The average postoperative hospitality was 3.64 ± 1.72 days (range of 2 to 13), with three patients of extended duration for wound therapy. In this study, 81.15% of patients were followed up for six months, and there was no complication reported.

In SPLA therapy, early pain was more severe in comparison to the conventional laparoscopy approach. The cause of elevated pain is widely accepted due to the length of fascia incision being longer than the skin incision in the umbilical area (19). The mean VAS score in this study was 4.13 ± 2.04 on the first postoperative day. With a low expectation of pain from patients, the unpredictably strong reaction might cause higher VAS on the first day (5). Several authors described the umbilicus as a natural scar without a vessel or nerve (20, 21). However, increasing the incision size over the umbilical region would damage the subcutaneous vessels and nerves. In the pain management on the first postoperative day, Lohsiriwat et al. (22) introduced bupivacaine into the muscular layer of the operative site. They found the pain reduction at 6, 12, and 24 postoperative hours. Kim et al. (20) reported that the pain level on the second postoperative day was lower than at the first postoperative day for the group that underwent SPLA and as same as conventional laparoscopy. In our study, the postoperative pain was reevaluated on day 7 with the mean VAS at 1.18 ± 0.60 (vs. 2.67 ± 1.75 on day 2), which was mild and required no pharmacological therapy.

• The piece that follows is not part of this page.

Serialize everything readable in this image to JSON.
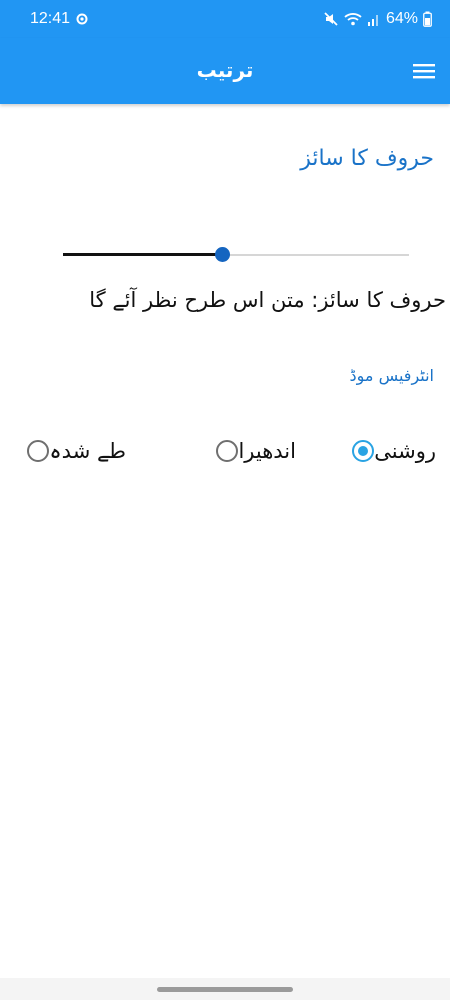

Damaging the epigastric vessels, one of the uncommon complications from laparoscopic appendectomy procedure that may lead to emergencies, could be avoided in applying SPLA (17). In the study of 1,145 cases that underwent SPLS by Weiss et al. (23), the average incision length was 3.77 ± 1.62 cm in the group with an incisional hernia and 2.96 ± 1.06 cm in the group without the complication. In our study, the incisional length was in the range of 2.0 to 2.5 cm and could not increase the incisional hernia rate. Of all participants in this study, three patients contracted wound infection, and no one had a major postoperative complication. Weiss et al. (23) reported that removing the surgical specimens was not related to the infection rate; however, preoperative cleaning of umbilical and periumbilical skin would reduce the incidence of postoperative infection.

The SPLA is more technically challenging than conventional laparoscopy, even for experienced surgeons (24, 25). There are challenges when this technique is approached rapidly. Ibrahim (25) suggested that SPLA could be applied cautiously and used to perform exploratory surgery. However, the high conversion rate to conventional laparoscopy has been a significant setback of SPLA (1). In the study of Chiu et al. (16), two of 26 cases required the insertion of one additional port, and one of 26 was converted to the common three-port technique. The individuals in these cases had significant bowel distention followed by extensive inflammation and adhesions from perforated appendicitis. Choudhary et al. (6) performed 25 cases using SPLA, two of which must be converted to open procedure due to excessive adhesion. In our study, two cases required an additional trocar insertion: (1) one due to acute appendicitis and excessive adhesion; (2) another retrocecal insertion into the subserosa of the cecal wall. Both of these cases showed difficulties in mobilizing the appendix. Thus, the decision to add an additional trocar was dependent on the difficulty degree of appendicitis. The surgeon, who performed SPLA, was experienced in conventional laparoscopy with complicated appendicitis. However, cases of appendicitis with abscess or phlegmon remained challenging for SPLA. Regarding these cases, we had the indication of performing SPLA when the situation happened within two days. In our study, there was one case of acute appendicitis with dense adhesion; we inserted an additional trocar for the operation afterward.

Based on the results from this study, we believe that the feasibility of single-port laparoscopic appendectomy has provided a new direction for surgeons in clinical application, and the minimally invasive methods on patients are more developed. Improving the SPLA approach, in both technical and accepting aspects, requires more researches. The main limitation of this study was small sample population.